The environmental tax should be used to maintain roads, parapets, etc, in communities like Stevedore Housing Scheme

Dear Editor,
I wish to comment on a report about the conditions in Stevedore and Postel Housing Scheme based on a letter sent to your newspaper by the Guyana Water Inc (‘GWI cannot access Stevedore alleyway to clean transmission chamber because city council has not cleared it,’ 21.5.08).

A few years ago the residents in the community weeded the parapets, cleared all those drains and installed street lights through a privately funded initiative. (Your newspaper covered this initiative and carried relevant photographs.) Subsequently City Hall funded a working group drawn from the community to continue to clean and clear the drains.
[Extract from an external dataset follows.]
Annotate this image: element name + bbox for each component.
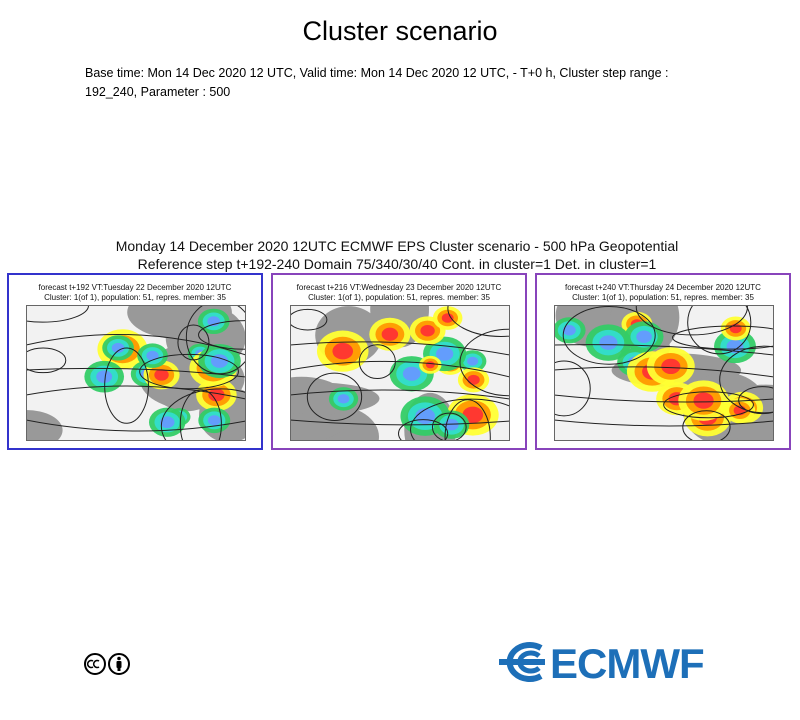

In the meantime, efforts were made to have the less than one mile of roads resurfaced. The roads are in a deplorable condition and in some parts are impassable; some taxi services have stopped serving the community.

The community development group urged city officials and the utilities concerned to be involved in the maintenance of the roads, parapets and the verges as this increases the efficiency of the services provided by the utilities. Unfortunately not much has happened in that regard, but let me point out that while the Guyana Water Inc has been effective in placing new pipelines in the area, the roads were left in worse condition than GWI found them after that pipe-laying exercise. This is not to say that GWI did not effect some repairs, but not to the satisfaction of several members of the community.